After reading through this question about Misiurewicz Points in the Mandelbrot set, I got curious on how to compute the critical points for Julia sets. At the core, what I want to determine is a fast algorithm that, given c, create a sequential list of n critical points (I really only care about the first two points, but finding n points would be nice to know). For instance, in the image below, the first 2 points would be the two center points where the largest number of "islands" surround.
Unfortunately, I haven't found many resources on this topic, and I spent a lot of time looking.

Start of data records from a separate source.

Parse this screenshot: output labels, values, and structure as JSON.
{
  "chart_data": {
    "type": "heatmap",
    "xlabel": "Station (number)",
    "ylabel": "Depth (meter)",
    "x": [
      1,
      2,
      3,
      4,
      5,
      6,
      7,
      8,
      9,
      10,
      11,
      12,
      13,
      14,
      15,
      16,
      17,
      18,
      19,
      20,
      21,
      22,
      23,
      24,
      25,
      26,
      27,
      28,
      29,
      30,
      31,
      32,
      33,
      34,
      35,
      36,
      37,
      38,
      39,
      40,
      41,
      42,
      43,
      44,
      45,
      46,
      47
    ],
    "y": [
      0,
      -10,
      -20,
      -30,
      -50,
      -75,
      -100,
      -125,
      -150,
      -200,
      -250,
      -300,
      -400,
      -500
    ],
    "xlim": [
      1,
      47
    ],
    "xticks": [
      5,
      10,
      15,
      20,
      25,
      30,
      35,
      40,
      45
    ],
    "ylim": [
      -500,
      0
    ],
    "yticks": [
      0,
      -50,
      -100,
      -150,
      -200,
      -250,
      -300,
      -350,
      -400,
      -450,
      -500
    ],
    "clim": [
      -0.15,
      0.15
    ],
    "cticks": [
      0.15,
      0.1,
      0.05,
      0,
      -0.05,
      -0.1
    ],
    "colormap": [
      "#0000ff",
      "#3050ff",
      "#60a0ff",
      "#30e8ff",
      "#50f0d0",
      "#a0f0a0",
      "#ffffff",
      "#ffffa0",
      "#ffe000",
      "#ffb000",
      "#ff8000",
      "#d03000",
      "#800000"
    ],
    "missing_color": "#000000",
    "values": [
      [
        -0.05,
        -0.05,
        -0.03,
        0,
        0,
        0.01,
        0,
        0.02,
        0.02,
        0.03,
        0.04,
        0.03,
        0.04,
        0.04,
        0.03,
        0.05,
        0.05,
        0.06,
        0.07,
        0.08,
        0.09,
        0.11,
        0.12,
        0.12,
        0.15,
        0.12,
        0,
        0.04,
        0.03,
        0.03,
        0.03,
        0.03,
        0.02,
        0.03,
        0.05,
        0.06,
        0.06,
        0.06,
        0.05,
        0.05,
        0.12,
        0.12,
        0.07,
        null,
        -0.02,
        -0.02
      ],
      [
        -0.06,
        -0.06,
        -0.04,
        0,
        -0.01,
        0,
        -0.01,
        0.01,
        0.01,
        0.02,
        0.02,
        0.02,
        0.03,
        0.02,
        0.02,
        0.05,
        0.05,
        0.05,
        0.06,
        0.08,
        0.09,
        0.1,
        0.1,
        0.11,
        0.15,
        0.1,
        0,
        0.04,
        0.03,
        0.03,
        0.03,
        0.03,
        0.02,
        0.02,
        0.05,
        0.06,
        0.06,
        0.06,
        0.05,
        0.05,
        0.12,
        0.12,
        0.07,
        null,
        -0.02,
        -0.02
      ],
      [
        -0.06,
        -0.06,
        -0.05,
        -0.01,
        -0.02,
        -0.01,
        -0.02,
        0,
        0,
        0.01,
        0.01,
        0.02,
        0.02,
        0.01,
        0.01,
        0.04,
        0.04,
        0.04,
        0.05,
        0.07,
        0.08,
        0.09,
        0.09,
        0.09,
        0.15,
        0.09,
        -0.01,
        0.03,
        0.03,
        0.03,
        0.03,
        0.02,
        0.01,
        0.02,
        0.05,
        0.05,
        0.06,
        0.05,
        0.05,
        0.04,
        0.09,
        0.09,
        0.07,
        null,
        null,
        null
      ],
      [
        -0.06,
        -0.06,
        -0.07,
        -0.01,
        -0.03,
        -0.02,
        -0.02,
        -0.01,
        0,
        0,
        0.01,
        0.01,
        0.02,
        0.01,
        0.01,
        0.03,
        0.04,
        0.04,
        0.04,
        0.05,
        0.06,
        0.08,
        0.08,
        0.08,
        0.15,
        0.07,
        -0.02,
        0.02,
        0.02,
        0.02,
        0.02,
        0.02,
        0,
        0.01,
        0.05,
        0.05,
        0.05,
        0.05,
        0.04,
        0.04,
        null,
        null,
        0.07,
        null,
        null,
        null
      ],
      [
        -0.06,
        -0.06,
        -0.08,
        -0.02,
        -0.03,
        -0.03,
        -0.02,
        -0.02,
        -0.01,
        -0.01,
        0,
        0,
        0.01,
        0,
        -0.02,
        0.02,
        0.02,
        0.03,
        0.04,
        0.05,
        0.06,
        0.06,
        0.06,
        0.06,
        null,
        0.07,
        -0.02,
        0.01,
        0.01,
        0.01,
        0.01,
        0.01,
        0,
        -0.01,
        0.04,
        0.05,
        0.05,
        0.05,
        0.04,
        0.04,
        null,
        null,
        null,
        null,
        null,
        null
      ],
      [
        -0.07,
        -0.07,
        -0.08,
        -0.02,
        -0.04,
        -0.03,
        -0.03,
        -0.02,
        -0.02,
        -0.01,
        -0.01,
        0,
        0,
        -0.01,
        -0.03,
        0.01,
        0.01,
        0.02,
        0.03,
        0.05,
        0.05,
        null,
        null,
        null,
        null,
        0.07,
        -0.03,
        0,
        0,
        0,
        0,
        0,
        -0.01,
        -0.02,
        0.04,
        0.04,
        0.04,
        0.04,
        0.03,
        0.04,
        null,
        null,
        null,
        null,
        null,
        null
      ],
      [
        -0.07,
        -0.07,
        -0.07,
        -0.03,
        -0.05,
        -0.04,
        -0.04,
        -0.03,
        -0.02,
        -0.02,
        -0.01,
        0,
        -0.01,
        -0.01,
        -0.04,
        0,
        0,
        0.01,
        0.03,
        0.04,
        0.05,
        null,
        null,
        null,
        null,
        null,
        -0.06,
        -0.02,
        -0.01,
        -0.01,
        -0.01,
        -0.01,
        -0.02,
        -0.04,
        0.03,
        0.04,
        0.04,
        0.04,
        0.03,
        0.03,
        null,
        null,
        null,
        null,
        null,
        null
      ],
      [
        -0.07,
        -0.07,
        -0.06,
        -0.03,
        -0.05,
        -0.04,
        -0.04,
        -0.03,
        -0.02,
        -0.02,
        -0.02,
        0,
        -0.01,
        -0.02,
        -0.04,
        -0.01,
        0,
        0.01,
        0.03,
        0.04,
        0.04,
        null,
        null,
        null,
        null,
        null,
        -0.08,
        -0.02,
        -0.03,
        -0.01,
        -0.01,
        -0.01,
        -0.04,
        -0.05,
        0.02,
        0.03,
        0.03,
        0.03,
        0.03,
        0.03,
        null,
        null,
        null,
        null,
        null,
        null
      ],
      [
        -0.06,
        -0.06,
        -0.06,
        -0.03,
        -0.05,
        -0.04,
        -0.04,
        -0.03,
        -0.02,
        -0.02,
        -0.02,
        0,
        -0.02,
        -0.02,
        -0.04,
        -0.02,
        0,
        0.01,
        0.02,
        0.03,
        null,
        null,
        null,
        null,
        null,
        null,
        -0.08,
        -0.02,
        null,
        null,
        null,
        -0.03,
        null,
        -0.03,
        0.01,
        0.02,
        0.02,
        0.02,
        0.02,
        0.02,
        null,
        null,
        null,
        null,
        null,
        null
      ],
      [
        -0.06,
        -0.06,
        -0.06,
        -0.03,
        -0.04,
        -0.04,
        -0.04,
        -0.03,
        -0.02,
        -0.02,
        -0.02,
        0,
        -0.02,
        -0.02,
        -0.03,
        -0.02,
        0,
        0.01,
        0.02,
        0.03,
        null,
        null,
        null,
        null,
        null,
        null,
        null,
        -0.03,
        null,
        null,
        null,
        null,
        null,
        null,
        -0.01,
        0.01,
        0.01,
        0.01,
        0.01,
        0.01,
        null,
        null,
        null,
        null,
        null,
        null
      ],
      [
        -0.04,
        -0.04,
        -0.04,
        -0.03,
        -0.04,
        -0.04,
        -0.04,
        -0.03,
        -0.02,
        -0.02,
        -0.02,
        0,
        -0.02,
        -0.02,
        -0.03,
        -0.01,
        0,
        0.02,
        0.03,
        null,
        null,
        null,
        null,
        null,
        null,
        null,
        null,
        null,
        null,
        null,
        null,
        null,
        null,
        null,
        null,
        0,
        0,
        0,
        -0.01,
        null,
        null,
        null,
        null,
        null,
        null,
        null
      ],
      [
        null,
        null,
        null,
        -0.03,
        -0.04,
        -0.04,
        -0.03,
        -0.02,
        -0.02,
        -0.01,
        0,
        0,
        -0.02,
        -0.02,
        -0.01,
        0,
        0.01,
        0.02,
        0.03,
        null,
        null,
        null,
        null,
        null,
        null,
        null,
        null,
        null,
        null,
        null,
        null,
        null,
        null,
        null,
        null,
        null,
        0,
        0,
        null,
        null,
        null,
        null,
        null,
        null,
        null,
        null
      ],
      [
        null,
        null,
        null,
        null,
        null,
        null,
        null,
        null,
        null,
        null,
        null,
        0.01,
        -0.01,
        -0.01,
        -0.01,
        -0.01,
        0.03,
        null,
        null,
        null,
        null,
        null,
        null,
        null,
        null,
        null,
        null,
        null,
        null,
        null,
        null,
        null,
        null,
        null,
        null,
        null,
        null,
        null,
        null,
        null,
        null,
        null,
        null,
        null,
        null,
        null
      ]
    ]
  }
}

Perhaps I don't know the right terms to use, or what I'm looking for doesn't exist, and my own efforts to figure it out have not worked. I read through here as well, but I'm not sure how I can use that knowledge to help me with my problem.
Any pointers in the right direction would be amazing!
Edit:
Thanks to Claude in the comments, I know the what terms to use now and figured out the correct formula to use (for the first critical points): $\frac{1 - \sqrt{1 - 4c}}{2}$
At first, I discovered this paper, which states in Definition 2.2 that "The attractor basin of infinity is never all of C since $f_c$ has fixed points $z_f=1/2\pm\sqrt{1/4 + c}$", but this gave the wrong point I was looking for, as seen in the first image below. But then I discovered a different question with the formula for fixed points that I was looking for, which ended up just being one of the algebraic solutions to $z_{p+1}=z_p^2+c$ where $p$ is $0$ (shown in the last image below).